K in Motion Travel Blog. The Quirks of Eastern Kyrgyzstan. Inside Makeshift Restaurant at Kadji-Sai. Near Issyk-Kul.

The chicken did take quite a while and was still a little undercooked, but this hut still seemed to be the best food option in town. At under 200 Som/US$2.80 per skewer, it wasn’t bad value either

The Quirks of Eastern Kyrgyzstan – Chipboard For Construction

Apparently, the cheapest wood composite material known to man is used to build houses in Kadji-Sai. Considering the extreme temperatures of the area, 30 degrees plus in summer and 20 or below in winter, I wouldn’t have thought I’d be the best choice. It would make the whole building process a lot cheaper though.

K in Motion Travel Blog. The Quirks of Eastern Kyrgyzstan. Chipboard for Construction at Kadji-Sai. Near Issyk-Kul.

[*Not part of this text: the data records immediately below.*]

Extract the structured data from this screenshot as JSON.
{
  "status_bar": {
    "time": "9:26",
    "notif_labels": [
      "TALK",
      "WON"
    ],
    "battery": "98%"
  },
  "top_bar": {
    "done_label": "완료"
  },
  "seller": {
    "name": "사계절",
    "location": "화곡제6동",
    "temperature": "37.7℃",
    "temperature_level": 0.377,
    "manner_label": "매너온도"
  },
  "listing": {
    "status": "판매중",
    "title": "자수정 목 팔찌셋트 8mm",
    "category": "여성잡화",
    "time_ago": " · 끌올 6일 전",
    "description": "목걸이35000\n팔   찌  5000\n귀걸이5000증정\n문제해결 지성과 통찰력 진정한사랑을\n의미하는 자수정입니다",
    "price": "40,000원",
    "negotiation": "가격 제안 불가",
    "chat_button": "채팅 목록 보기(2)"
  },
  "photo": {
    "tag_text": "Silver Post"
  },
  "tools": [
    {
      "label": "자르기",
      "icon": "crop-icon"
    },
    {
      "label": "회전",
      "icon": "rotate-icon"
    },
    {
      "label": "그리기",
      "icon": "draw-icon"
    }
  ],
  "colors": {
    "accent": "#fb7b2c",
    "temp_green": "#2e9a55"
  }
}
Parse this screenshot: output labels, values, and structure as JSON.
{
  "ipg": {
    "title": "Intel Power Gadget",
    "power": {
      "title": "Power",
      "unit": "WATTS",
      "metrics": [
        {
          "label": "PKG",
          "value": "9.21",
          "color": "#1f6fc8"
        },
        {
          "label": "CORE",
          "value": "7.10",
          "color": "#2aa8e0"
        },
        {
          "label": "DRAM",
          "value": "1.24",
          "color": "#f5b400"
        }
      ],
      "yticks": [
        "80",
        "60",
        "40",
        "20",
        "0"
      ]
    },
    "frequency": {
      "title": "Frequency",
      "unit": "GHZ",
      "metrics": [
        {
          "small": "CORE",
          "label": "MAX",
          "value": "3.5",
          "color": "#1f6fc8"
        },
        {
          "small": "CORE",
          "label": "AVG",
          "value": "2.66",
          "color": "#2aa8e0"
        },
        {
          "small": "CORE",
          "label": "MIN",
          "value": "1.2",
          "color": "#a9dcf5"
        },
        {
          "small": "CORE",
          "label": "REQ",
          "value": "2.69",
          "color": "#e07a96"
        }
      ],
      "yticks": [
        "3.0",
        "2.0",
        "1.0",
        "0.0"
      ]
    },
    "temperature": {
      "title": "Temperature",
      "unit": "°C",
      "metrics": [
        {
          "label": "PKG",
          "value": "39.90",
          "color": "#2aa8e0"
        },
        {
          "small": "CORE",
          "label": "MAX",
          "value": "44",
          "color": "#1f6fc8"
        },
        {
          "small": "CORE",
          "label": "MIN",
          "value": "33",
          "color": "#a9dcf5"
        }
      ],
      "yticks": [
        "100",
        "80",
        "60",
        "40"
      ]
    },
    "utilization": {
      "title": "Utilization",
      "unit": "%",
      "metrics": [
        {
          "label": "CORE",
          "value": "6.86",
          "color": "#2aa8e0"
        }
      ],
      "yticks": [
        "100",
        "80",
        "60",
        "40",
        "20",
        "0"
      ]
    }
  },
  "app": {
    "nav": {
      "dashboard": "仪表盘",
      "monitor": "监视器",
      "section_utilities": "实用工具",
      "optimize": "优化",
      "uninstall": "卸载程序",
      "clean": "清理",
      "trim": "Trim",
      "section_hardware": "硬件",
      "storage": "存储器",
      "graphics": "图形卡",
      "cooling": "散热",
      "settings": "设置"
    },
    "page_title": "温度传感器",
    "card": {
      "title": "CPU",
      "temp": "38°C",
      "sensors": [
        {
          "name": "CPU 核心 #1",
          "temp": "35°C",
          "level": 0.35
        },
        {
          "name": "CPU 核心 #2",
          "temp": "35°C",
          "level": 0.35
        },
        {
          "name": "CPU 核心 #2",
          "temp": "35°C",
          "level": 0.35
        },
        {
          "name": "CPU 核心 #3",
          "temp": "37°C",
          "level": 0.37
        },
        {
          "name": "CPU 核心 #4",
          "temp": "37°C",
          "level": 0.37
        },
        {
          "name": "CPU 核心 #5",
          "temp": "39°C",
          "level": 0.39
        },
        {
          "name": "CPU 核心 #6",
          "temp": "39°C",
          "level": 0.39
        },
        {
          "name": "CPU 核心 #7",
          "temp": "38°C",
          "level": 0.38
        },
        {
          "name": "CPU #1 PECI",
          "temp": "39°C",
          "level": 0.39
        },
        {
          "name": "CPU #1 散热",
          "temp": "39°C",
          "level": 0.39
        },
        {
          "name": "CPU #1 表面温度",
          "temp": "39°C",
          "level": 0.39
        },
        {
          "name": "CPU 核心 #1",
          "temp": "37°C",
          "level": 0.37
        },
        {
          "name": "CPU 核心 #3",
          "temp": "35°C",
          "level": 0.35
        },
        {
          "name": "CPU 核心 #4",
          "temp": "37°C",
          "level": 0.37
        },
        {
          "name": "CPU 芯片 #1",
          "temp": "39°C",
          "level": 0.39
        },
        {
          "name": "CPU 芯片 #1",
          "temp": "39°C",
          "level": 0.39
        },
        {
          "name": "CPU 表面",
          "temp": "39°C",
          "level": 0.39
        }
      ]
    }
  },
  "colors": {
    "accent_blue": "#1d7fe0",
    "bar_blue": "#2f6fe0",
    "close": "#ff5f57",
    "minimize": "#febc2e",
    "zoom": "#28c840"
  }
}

The chipboard used for the walls is then coated with a concrete veneer, so it doesn’t look like it’s made from chipboard when it’s finished. The place that we stayed at didn’t bother with the veneer though, so both the outside and inside walls, plus the floors were all just chipboard. It didn’t smell great. It also looked like someone had just given up halfway through construction.

Lake Issyk-Kul

Lake Issyk-Kul was the reason that we had gone to Kadji-Sai and it did not disappoint! Issyk-Kul means warm lake in the Kyrgyz language. Despite the below-freezing temperatures the area is subject to in winter, the lake never freezes over.

K in Motion Travel Blog. The Quirks of Eastern Kyrgyzstan. Sunset at Kadji-Sai. Near Issyk-Kul.

What’s even more interesting, is that archaeologists have discovered artefacts of a 2500 year old advanced society in the lake. I just liked the fact that it’s quiet and you can sit down with a book and contemplate the big issues of the world. Or just clear your mind and breathe in the tranquillity.